NORBANO Y LA GUARDIA PRETORIANA
Domus Flavia, Roma
18 de septiembre de 96 d. C., hora quinta
Norbano, jefe del pretorio de Roma, salió del Aula Regia en dirección a la entrada principal del palacio imperial. Se detuvo en la gran escalinata de acceso. Estaba inquieto. Quería comprobar por sí mismo que la guardia se hubiera reforzado de forma efectiva en todos los sectores de la Domus Flavia, tanto en el interior como, sobre todo, en el exterior. No podían dejar ningún lugar sin protección. El emperador estaba muy nervioso desde la premonición de aquella maldita adivina. Y, en cualquier caso, era evidente que el Senado estaba en franca rebelión y que, más pronto que tarde, se llevaría a cabo una conjura en toda regla. Norbano estaba preparado. Frunció el ceño y puso los brazos enjarra, allí, detenido en lo alto de la gran escalinata, comprobando cómo docenas de pretorianos a su mando protegían la entrada al palacio imperial. Le había costado mucho llegar donde estaba ahora, en la cumbre de su carrera, prácticamente la mano derecha del emperador. Recordó su acertada visión al alinearse con Domiciano en los peligrosos acontecimientos del Rin en el año 843 ab urbe condita (89 d. C.). Eran los tiempos en los que él actuaba como procurador de Recia, en el norte. Estuvo hábil; se arriesgó pero eligió bien. Rebelarse contra Domiciano era siempre mortal. Los senadores deberían recordar aquello, pero nadie parecía aprender nada del pasado. Nadie excepto él. Tenía claro que debía respaldar al emperador en todo momento. Enarcó las cejas y suspiró. Quedaba el problema de Petronio Segundo, el otro jefe del pretorio, pero tenía ya al emperador prácticamente persuadido de que debía ser reemplazado por Casperio.
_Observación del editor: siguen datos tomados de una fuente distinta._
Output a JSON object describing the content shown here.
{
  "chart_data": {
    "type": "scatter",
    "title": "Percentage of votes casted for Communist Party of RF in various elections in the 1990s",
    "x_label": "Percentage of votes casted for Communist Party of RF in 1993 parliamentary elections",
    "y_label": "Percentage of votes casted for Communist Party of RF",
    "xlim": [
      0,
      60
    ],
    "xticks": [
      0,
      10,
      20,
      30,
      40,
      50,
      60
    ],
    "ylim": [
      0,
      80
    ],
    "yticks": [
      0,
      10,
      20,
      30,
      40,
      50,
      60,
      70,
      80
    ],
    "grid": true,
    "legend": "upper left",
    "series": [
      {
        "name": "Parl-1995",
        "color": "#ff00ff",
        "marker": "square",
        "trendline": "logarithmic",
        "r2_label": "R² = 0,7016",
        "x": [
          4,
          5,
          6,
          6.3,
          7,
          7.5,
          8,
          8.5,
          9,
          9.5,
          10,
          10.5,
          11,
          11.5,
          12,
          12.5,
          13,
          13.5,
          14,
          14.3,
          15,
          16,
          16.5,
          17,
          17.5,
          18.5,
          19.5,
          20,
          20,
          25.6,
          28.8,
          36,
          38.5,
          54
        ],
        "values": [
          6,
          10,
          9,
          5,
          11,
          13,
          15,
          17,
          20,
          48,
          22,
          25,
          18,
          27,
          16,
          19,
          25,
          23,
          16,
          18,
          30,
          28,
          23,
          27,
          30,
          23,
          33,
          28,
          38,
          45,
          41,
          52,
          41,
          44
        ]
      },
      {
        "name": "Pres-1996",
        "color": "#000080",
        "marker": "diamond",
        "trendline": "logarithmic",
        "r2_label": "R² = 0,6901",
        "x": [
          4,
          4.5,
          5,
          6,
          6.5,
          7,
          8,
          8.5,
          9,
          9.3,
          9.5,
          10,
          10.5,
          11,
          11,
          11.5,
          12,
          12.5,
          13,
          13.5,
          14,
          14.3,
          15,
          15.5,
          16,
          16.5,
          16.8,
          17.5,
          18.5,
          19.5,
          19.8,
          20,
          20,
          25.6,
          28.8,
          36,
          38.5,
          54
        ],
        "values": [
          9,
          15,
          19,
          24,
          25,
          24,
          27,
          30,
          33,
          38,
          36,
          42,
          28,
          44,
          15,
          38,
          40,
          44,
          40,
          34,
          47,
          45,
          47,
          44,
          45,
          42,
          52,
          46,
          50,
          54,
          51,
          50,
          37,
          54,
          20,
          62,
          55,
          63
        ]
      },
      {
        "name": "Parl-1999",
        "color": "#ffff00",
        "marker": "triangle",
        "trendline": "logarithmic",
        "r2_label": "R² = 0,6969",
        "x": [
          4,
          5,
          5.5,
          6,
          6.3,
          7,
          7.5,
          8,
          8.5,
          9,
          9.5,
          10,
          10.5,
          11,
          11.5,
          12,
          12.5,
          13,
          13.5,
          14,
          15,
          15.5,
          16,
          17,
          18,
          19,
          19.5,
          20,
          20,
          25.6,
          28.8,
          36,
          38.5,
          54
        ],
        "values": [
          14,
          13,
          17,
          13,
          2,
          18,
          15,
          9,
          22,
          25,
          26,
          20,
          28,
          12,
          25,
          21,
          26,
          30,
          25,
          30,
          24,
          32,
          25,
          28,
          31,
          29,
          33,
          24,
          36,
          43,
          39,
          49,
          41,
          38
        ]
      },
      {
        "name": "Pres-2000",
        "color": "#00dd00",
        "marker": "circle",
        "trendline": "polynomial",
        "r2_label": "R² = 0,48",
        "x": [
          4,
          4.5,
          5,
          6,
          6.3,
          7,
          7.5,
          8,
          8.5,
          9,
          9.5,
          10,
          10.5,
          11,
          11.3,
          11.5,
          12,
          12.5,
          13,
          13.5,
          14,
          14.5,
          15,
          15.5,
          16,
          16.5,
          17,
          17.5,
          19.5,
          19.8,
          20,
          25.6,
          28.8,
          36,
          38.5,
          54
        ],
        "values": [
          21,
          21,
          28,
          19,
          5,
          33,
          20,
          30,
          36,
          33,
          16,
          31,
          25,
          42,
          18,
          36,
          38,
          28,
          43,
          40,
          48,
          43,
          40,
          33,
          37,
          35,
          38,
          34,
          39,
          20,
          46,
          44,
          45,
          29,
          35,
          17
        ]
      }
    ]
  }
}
Cuando eso ocurriera, él, Norbano, tendría el control efectivo de toda la guardia pretoriana, que era lo mismo que tener el control absoluto de Roma. Alguna vez había albergado la ambición oscura de reemplazar al emperador, como Sejano en tiempos de Tiberio, pero pronto lo desechó. Estaba bien donde estaba. De lo que se trataba era de preservar su puesto siempre y, de momento, eso se conseguía protegiendo al emperador al máximo.
Norbano suspiró más tranquilo. Todos los hombres estaban en sus puestos. Además, ¿quién iba a estar tan loco como para enfrentarse a la guardia imperial en palacio? No, no había peligro real desde fuera. Quizá desde dentro. Era el momento de comprobar que todo estuviera bien dentro de la gran Domus Flavia. De pronto se dio cuenta de un detalle. Se detuvo cuando ya había iniciado su marcha de regreso al interior del palacio; dio media vuelta de forma brusca y se quedó mirando la escalinata. Los labios le temblaban. Había pequeñas sombras en los escalones, mínimas, pero las había y se alargaban en la dirección opuesta a la que debían: en lugar de caer hacia el norte, caían hacia el sur. No habían llegado al mediodía, no estaban en la hora séptima, tal y como había anunciado a todos aquel joven esclavo, sino que seguían aún en la hora quinta, casi a punto de alcanzar la fatídica hora sexta del augurio de la adivina. Aquel maldito esclavo había mentido, pero ¿por qué? ¿Por qué? Norbano tuvo un mal presentimiento y marchó a paso ligero de regreso a la Domus Flavia.
—Seguidme —ordenó a un grupo de veinte pretorianos que caminaban con él en sus rondas de vigilancia. Estos detectaron que había problemas en el timbre vibrante de la voz del jefe del pretorio y echaron a andar con decisión. Las espadas, enfundadas, estaban preparadas para ser desenvainadas en cualquier momento y los músculos que las blandirían lucharían con ferocidad. No estaba ninguno de ellos dispuesto a dejarse intimidar por nadie. Eran los amos de Roma, los amos del mundo. Nada ni nadie podía con ellos.